Meine jüngsten Erfahrungen mit der Staatsanwaltschaft Augsburg sind etwas getrübt. Mal sehen, ob dieses Schreiben Bewegung in die Sache bringt:

… hiermit lege ich wegen der Sachbehandlung dieser Angelegenheit Dienstaufsichtsbeschwerde ein.

Ich habe mich mit Schreiben vom 31. Januar 2008 als Verteidiger gemeldet und strafprozessuale Anträge gestellt. Gleichzeitig beantragte ich kurzfristige Akteneinsicht, um die Rechtsmittel näher begründen zu können.

Bis heute war es nicht möglich, nähere Informationen zu erhalten. Die Telefonzentrale gibt die Durchwahl des Sachbearbeiters nicht heraus. Die Geschäftsstelle geht nicht ans Telefon, trotz etlicher Versuche während der üblichen Bürozeiten.
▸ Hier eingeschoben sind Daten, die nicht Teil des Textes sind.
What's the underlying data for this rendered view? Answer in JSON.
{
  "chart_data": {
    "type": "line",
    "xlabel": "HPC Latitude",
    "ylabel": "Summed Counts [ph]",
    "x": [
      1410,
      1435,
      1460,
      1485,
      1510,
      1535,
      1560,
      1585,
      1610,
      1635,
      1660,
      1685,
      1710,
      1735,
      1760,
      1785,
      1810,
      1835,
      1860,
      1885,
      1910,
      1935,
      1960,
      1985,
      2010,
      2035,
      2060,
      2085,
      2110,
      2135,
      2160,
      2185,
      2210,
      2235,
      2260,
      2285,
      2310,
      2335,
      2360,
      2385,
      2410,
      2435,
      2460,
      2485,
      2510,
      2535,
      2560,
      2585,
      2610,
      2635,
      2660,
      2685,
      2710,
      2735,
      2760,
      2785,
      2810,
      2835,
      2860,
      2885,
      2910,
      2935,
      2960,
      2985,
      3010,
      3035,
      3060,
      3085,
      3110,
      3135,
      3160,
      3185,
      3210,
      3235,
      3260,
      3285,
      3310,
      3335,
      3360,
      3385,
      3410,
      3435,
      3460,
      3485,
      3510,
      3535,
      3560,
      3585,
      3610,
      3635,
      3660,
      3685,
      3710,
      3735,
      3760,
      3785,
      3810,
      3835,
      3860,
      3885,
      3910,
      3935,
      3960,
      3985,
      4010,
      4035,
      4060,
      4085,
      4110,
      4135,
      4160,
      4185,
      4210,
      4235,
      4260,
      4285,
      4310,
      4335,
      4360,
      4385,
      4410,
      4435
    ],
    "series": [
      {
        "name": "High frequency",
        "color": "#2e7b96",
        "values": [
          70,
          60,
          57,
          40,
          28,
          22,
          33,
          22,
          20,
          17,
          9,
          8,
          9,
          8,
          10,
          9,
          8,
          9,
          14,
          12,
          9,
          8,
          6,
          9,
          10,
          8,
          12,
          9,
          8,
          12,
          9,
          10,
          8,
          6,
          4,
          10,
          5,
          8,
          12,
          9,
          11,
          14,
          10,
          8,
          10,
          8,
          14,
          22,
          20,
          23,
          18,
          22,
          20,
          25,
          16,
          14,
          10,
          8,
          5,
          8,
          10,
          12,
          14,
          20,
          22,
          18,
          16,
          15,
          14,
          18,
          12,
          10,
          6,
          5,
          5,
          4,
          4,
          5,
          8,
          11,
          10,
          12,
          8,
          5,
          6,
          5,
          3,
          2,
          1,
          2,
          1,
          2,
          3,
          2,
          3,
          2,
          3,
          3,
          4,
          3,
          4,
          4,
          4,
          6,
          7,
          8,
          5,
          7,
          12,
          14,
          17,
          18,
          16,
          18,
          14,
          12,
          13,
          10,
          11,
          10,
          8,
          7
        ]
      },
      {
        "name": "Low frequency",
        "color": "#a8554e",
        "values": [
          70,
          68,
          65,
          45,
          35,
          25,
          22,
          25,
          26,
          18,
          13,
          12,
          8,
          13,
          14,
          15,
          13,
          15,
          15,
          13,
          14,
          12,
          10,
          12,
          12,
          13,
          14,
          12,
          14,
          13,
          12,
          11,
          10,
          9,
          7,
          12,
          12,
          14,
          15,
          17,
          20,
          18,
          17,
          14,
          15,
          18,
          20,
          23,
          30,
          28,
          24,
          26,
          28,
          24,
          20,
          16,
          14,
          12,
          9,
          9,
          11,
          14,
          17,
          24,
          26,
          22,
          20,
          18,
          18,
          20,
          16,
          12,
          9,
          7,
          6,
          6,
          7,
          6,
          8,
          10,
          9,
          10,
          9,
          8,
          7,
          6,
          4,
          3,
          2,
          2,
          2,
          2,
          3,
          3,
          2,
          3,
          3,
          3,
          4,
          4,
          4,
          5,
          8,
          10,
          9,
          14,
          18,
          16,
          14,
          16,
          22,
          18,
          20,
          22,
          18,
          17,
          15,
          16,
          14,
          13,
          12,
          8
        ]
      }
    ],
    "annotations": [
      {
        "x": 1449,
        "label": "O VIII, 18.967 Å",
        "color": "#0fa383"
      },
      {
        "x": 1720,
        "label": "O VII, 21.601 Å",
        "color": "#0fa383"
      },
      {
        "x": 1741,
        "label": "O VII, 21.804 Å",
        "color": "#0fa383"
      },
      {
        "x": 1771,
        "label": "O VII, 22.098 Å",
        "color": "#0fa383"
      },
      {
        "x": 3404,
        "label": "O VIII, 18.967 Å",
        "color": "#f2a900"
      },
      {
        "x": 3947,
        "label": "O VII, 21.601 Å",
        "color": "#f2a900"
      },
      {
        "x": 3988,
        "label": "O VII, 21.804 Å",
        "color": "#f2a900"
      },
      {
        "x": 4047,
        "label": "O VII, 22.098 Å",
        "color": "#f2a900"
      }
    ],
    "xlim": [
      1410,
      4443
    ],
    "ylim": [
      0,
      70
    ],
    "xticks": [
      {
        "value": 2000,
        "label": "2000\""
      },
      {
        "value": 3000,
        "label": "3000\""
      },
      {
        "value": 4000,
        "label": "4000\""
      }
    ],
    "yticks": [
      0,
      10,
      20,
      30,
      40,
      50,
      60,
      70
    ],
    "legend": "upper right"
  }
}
Mit Schreiben vom 19. Februar habe ich an die beantragte Akteneinsicht erinnert. Gleichzeitig habe ich darum gebeten, mir für den Fall, dass keine Akteneinsicht gewährt wird, die gesetzlichen Hinderungsgründe mitzuteilen, auf die sich diese Anordnung eventuell stützt.

Die Verweigerung der Akteneinsicht ist durch Bescheid mitzuteilen (Meyer-Goßner, StPO, § 147 Rdnr. 37).

Ich habe bis heute keinerlei Reaktion der Staatsanwaltschaft erhalten; nicht einmal die Weiterleitung des Rechtsmittels an das Gericht bzw. das dortige Aktenzeichen sind mir mitgeteilt worden.

Dieses Vorgehen ist nicht mehr sachgerecht, zumal mit Blick auf die offenkundige Eilbedürftigkeit der Akteneinsicht wegen der eingelegten Rechtsmittel.

Ich bitte um Nachricht über das Ergebnis dieser Dienstaufsichtsbeschwerde.